She rose and stood beside him.

“I will give you the proof,” she said in a low voice.

But still he was not satisfied; his eyes continued to question her.

“It is from my heart,” she repeated firmly. He caught her to him and kissed her, but it seemed to him even then as if he held something dead in his arms, something which by no beat of the heart, by no single spiritual response, met his. She gave him her lips.

For a long moment he held her, then she withdrew herself and moved away from him. “No more,” she said gently. “To-night I shall expect you. I will meet you at the turn of the road by the Madonna of the Rocks.”

She moved with him slowly towards the door. “Voyons!” she said before they parted. “Don’t hurt her--don’t ever tell her--your young wife. She is too good. A lie will cost you nothing. And, after all, if it was not me--it would be some other woman soon--would it not?
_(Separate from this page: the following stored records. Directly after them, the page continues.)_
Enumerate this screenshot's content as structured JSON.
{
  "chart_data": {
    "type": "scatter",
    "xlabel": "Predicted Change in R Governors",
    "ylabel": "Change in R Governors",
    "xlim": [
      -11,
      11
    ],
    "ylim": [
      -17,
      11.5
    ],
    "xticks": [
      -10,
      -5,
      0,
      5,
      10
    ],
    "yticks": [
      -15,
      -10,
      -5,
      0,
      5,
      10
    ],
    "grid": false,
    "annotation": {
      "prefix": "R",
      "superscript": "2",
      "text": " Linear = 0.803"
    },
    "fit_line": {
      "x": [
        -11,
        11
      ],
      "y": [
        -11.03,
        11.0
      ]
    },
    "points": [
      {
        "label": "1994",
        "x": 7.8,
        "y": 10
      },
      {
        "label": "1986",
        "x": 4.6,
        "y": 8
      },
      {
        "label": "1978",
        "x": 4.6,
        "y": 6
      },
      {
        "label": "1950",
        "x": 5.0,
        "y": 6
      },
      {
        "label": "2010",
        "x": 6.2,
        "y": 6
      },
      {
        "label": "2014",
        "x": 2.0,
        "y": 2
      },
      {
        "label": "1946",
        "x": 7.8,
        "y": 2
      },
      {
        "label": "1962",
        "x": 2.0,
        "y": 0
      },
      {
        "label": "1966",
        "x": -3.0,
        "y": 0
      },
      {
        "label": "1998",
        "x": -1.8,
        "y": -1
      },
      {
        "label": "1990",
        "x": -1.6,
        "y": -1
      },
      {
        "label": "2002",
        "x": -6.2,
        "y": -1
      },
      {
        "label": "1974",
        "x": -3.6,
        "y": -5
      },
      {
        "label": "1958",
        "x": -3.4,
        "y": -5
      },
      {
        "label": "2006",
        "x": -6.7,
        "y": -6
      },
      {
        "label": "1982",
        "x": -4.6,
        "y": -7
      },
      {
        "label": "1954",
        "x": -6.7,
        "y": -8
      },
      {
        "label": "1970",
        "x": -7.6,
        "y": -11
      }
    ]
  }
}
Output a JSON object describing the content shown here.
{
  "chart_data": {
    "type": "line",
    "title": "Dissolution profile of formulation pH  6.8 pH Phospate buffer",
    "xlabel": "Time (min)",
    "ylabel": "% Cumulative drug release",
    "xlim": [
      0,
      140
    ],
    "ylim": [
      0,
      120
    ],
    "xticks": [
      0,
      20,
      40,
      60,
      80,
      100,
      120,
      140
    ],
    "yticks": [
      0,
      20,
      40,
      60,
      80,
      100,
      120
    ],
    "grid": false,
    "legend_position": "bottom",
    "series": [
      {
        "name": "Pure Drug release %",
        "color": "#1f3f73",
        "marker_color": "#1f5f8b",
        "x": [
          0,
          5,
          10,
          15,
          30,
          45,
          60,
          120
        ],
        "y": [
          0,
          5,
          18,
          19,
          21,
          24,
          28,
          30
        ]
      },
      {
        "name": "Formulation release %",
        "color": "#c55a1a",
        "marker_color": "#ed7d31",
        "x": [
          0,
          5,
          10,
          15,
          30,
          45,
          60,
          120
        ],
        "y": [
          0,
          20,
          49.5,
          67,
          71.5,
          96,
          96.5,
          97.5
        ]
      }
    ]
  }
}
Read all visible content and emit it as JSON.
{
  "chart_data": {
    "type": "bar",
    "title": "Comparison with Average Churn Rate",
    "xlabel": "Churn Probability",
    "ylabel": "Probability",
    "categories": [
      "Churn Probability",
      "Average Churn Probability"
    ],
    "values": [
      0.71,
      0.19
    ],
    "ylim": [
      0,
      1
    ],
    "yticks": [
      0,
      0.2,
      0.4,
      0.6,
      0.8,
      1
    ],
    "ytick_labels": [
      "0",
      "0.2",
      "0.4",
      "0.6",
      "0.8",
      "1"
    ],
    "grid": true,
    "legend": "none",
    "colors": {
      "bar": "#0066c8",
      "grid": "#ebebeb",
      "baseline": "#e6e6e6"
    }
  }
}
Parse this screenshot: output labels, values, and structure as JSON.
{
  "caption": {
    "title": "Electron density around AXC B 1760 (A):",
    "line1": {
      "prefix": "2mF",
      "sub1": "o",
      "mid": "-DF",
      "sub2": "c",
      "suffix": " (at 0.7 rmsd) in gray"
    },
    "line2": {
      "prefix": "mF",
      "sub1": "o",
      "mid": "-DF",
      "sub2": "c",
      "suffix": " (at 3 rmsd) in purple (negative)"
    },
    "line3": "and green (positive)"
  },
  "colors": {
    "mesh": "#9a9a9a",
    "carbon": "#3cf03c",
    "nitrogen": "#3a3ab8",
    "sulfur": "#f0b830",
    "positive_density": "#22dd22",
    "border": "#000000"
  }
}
After all--” Her voice faltered. Something in her wavered for a moment, something very hard and deep, tried suddenly to melt. “After all,” said Léon gravely, “this is the greatest proof I have to give. Take it as generously as I give it!”

She looked at him with strange eyes. “We are both about to be very generous, are we not?” she said with a dry little smile. “Eh bien! Love is short and marriage is long--all the better for love--which sees its end.”

Léon did not like this point of view. There was some truth in it, no doubt, but it would have sounded better from the lips of a man. He kissed her hands reproachfully. He could not think for the moment of anything very beautiful to say about love, and Madame herself said no more. She simply looked suggestively at the door.

After he had gone she stood where he had left her, clenching and unclenching her small, firm hands.

“From my heart,” she whispered, “Mon Dieu--it appears so--from my heart.”